Wakil Ketua MPR: Atasi Kasus Kekerasan Seksual Anak Butuh Langkah Sistematis
Wakil Ketua MPR RI Lestari Moerdijat. (Foto: Dok. Antara)

Bagikan:

JAKARTA - Wakil Ketua MPR RI Lestari Moerdijat berpandangan diperlukan langkah nyata, segera, dan sistematis yang didukung seluruh pihak dalam mengatasi persoalan tren peningkatan kasus kekerasan seksual anak.

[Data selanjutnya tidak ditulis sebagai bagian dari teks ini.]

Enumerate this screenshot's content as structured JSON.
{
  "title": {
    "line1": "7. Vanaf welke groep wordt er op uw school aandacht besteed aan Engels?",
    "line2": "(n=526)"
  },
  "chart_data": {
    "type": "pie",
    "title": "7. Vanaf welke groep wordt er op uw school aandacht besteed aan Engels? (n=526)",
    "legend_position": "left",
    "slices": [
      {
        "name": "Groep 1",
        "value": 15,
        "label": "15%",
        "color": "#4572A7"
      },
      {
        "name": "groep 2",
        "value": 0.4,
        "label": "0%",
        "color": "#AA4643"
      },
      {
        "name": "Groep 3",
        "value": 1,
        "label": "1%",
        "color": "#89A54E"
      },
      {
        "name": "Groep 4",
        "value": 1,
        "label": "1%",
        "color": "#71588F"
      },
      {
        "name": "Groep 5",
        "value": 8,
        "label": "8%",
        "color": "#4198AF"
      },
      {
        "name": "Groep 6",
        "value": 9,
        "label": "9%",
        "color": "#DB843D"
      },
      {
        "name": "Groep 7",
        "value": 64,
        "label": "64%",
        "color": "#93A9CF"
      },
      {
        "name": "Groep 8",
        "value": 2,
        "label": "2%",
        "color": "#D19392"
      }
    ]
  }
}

"Kasus kekerasan seksual anak membutuhkan langkah segera dan sistematis yang harus didukung semua pihak agar akar persoalan yang memicu peningkatan jumlah kasus bisa segera diatasi," kata Lestari dikutip dari Antara, Minggu, 29 Januari.

Ia berharap, para pemangku kepentingan di tingkat pusat dan daerah dapat meningkatkan kolaborasi dalam menekan jumlah kasus kekerasan seksual terhadap anak.

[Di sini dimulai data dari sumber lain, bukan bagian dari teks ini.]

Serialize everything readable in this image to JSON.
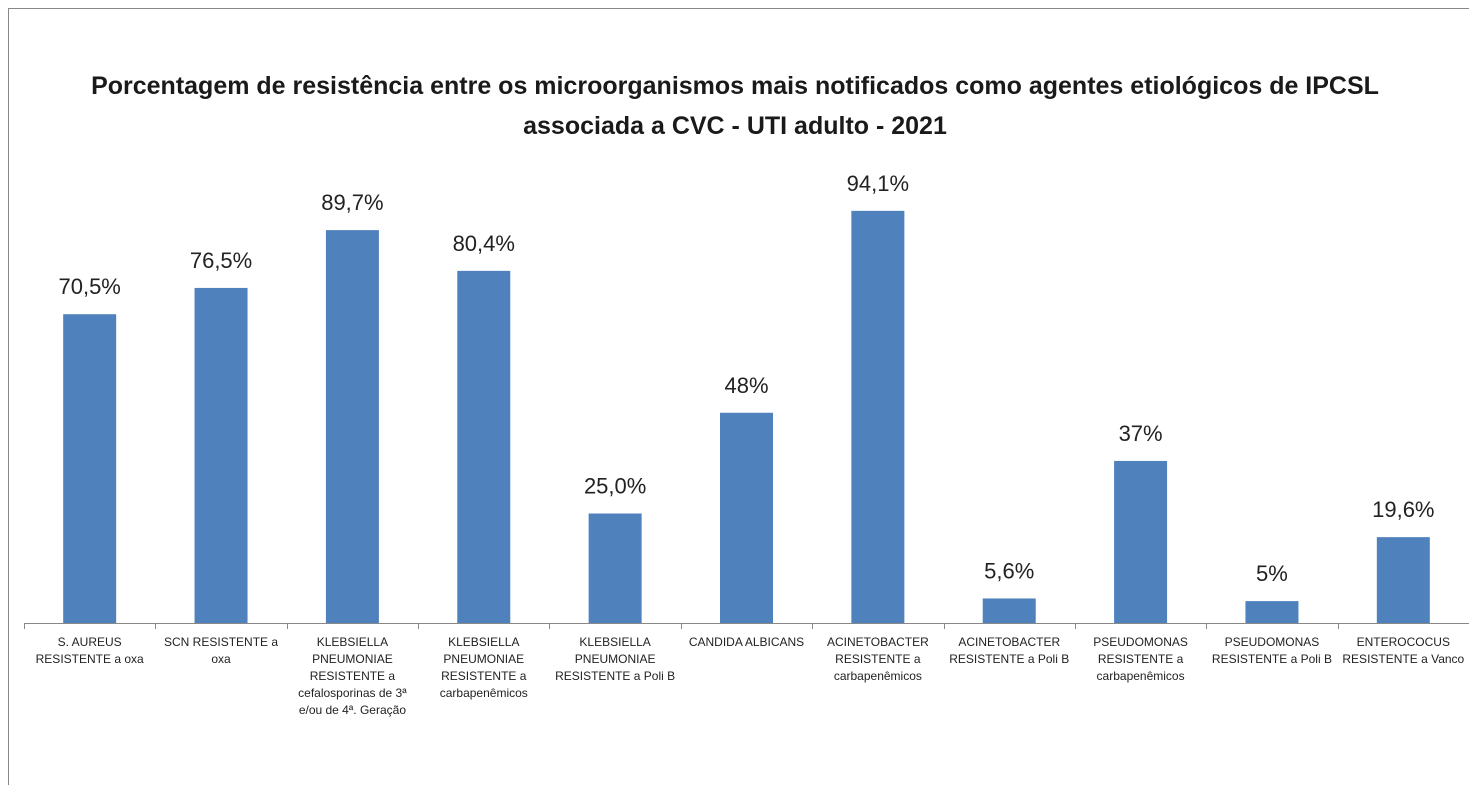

Dia mengingatkan seluruh pihak untuk memberikan perhatian persoalan peningkatan kasus kekerasan seksual anak yang signifikan dalam beberapa waktu terakhir guna menjamin tumbuh kembang generasi penerus bangsa yang lebih baik.

"Peningkatan signifikan kasus kekerasan seksual terhadap anak harus menjadi perhatian semua pihak untuk menjamin tumbuh kembang yang lebih baik bagi generasi penerus dalam proses membangun anak bangsa yang sehat dan tangguh di masa depan," kata Lestari.

Sebagaimana dimuat dalam catatan data Sistem Informasi Online dan Anak Kementerian Pemberdayaan Perempuan dan Perlindungan Anak (Simfoni Kementerian PPPA), jumlah kasus kekerasan terhadap anak pada tahun 2022 mencapai 16.106 kasus.

Jumlah itu mengalami peningkatan jika dibandingkan tahun 2019 sebanyak 6.454 kasus, tahun 2020 sebanyak 6.980 kasus, dan 2021 sebanyak 8.703 kasus.

Dari sejumlah kasus tersebut, jenis kekerasan yang paling banyak terjadi adalah kekerasan seksual 9.588 anak yang menjadi korban pada tahun 2022.

Peningkatan jumlah kasus yang dilaporkan dipicu semakin terbuka dan beraninya masyarakat melaporkan kasus kekerasan seksual dan kekerasan terhadap anak.

Untuk mengatasi persoalan tersebut, Lestari mendukung pemerintah agar segera menerapkan kurikulum tentang kesehatan reproduksi, mengingat saat ini edukasi kesehatan reproduksi diserahkan masing-masing sekolah.

Ia mendorong adanya upaya sosialisasi masif dari para pihak terkait mengenai berbagai upaya pencegahan kekerasan seksual dan edukasi sejak dini kepada masyarakat luas.

Dia memandang pengaplikasian sejumlah aturan yang diamanatkan Undang-Undang Nomor 12 Tahun 2022 tentang Tindak Pidana Kekerasan Seksual (UU TPKS) harus segera direalisasikan dengan keberadaan sejumlah aturan pendukungnya.

Dengan demikian, tambah dia, mekanisme pencegahan tindak kekerasan seksual yang diamanatkan UU TPKS dapat berfungsi secara maksimal.